I was solving D. Dima and Lisa and I was unable to solve the question by myself after trying for an hour. I knew about Goldbach's Conjecture so I had an idea as to how to solve the problem to some extent leaving behind to find last two primes (for n<=10^9) (after setting first one to 3 among the three primes). (For n>9)

I saw the submissions of some coders and they solved the question exactly as follows for the last two prime numbers.
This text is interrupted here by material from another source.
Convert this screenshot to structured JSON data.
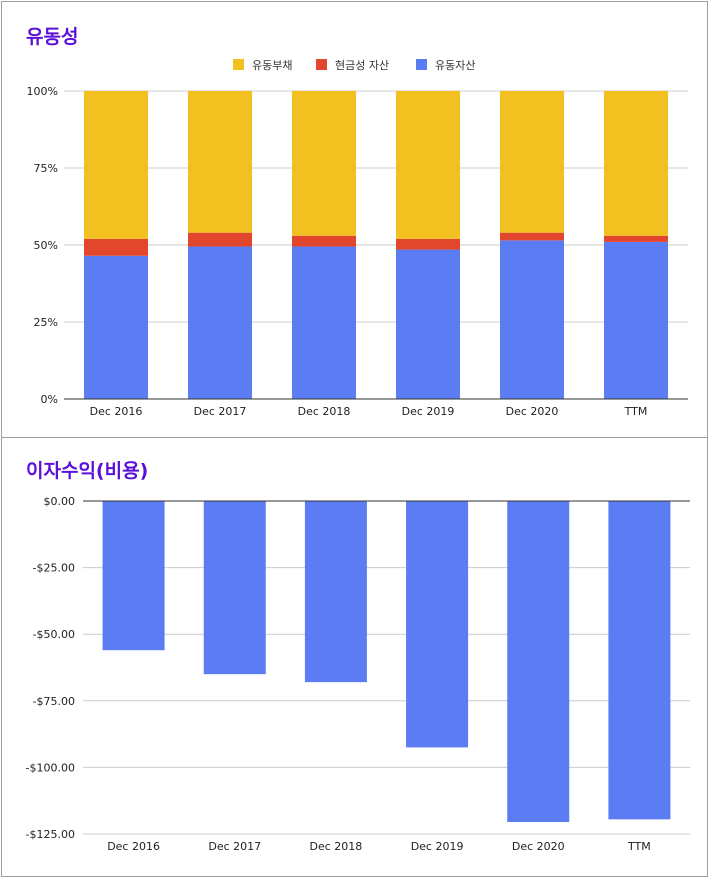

//the function for prime checking

bool isPrime(int x)
{
    for(int i=2;i*i<=x;i+=1)
    {
        if(x%i==0)
        {
            return false;
        }
    }
    return true;
}
int main()
{
    int n;
    cin>>n;
    if(n==3)
    {
        cout<<1<<endl;
        cout<<3<<endl;
    }
    else if(n==5)
    {
        cout<<1<<endl;
        cout<<5<<endl;
    }
    else if(n==7)
    {
        cout<<1<<endl;
        cout<<7<<endl;
    }
    else if(n==9)
    {
        cout<<3<<endl;
        cout<<3<<" "<<3<<" "<<3<<endl;
    }
    else
    {
        cout<<3<<endl;
        cout<<3<<" ";
        for(int i=3;2*i+3<=n;i+=2)
        {
            if(isPrime(i)&&isPrime(n-3-i))
            {
                cout<<i<<" "<<n-3-i<<endl;
                break;
            }
        }
    }
    return 0;
}

The code seems to run with an worst case complexity of O(sqrt(n)*n) and in the given question n<=10^9 and still the submissions gets an AC in just 31ms. How is the break statement working and finding out the two primes? Is it because of weak testcase?

Here you go with the solution. My Submission

How is it possible? If I am wrong at finding out the complexity please help and tell how this works?